Garlic-Parmesan Tortellini with Chicken and Broccoli
Ingredients
- 1 lb cheese tortellini (fresh or frozen) Quick-cooking base loaded with protein and carbs for energy.
- 2 cups cooked chicken, shredded or diced Lean protein to keep you full.
- 2 cups broccoli florets (fresh or frozen) Adds fiber, vitamins, and color.
- 2 tbsp butter or olive oil Carries flavor and helps cook garlic.
- 3 cloves garlic, minced Boosts flavor and supports immunity.
- 1 cup grated Parmesan cheese Adds umami and calcium.
- 1/2 cup heavy cream or 1 cup milk (for lighter option) Creates a creamy sauce that binds ingredients.
- to taste Salt and pepper Enhances all flavors.
- to taste Red pepper flakes (optional) Adds a mild kick and helps metabolism.
- to taste Lemon zest or squeeze (optional) Brightens the whole dish.
- to taste Fresh parsley, chopped (optional) Fresh finish and added vitamins.
Method
- Bring a large pot of salted water to a boil.
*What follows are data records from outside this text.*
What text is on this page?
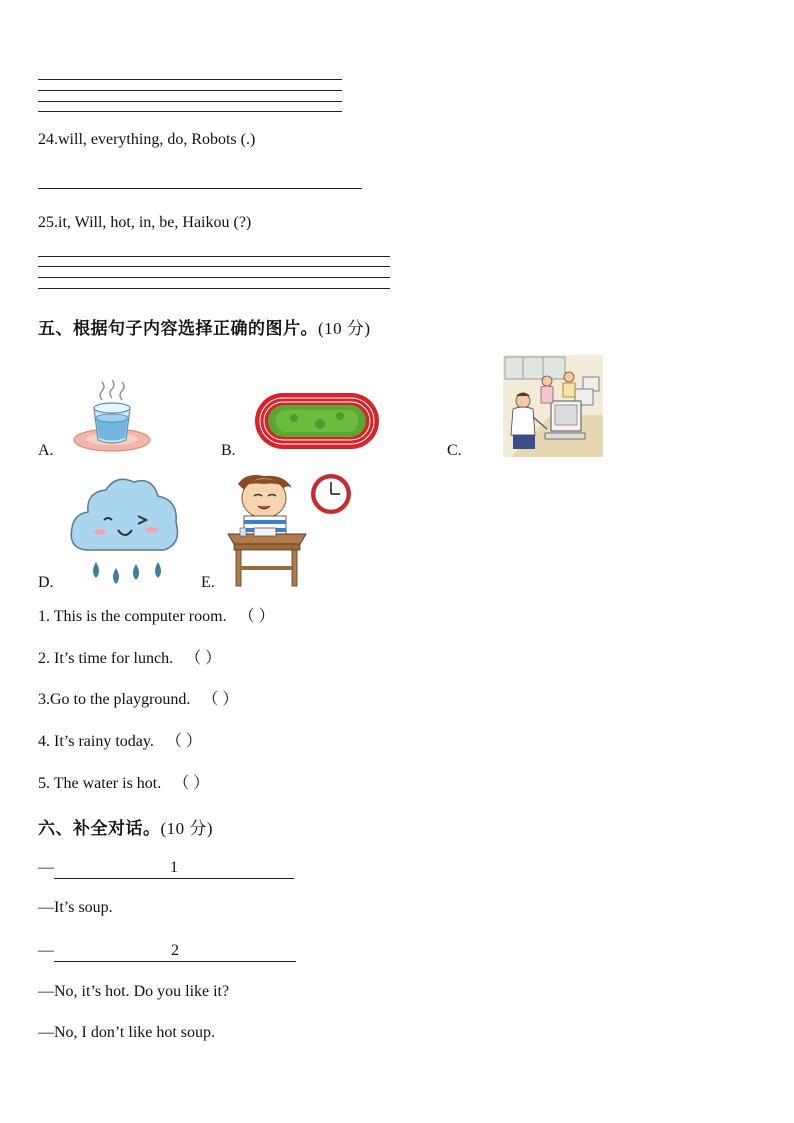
24.will, everything, do, Robots (.)
25.it, Will, hot, in, be, Haikou (?)
五、根据句子内容选择正确的图片。(10 分)
A.	B.	C.
D.	E.
1. This is the computer room. （ ）
2. It’s time for lunch. （ ）
3.Go to the playground. （ ）
4. It’s rainy today. （ ）
5. The water is hot. （ ）
六、补全对话。(10 分)
—	1
—It’s soup.
—	2
—No, it’s hot. Do you like it?
—No, I don’t like hot soup.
Add the tortellini and cook according to package directions until al dente. Drain and set aside.
- While the pasta cooks, heat the skillet over medium heat and add the butter or olive oil.
- Add the minced garlic to the skillet and sauté for 30–60 seconds until fragrant, stirring so it doesn't brown.
- Add the broccoli florets and cook for 3–5 minutes until bright green and just tender. If using frozen broccoli, cook until heated through.
- Stir in the cooked chicken, tossing to combine and warm it through for 2–3 minutes.
- Pour in the heavy cream (or milk) and bring to a gentle simmer. Allow it to reduce slightly for 2–3 minutes.
- Add the drained tortellini to the skillet and toss everything together so the sauce coats the pasta evenly.
- Stir in the grated Parmesan until melted and smooth. If it looks too thick, add 1–2 tablespoons of pasta water to loosen the sauce.
- Season with salt, pepper, and red pepper flakes to taste. Finish with a squeeze of lemon or lemon zest if using, and sprinkle chopped parsley on top.
- Serve immediately on plates or family-style from the skillet.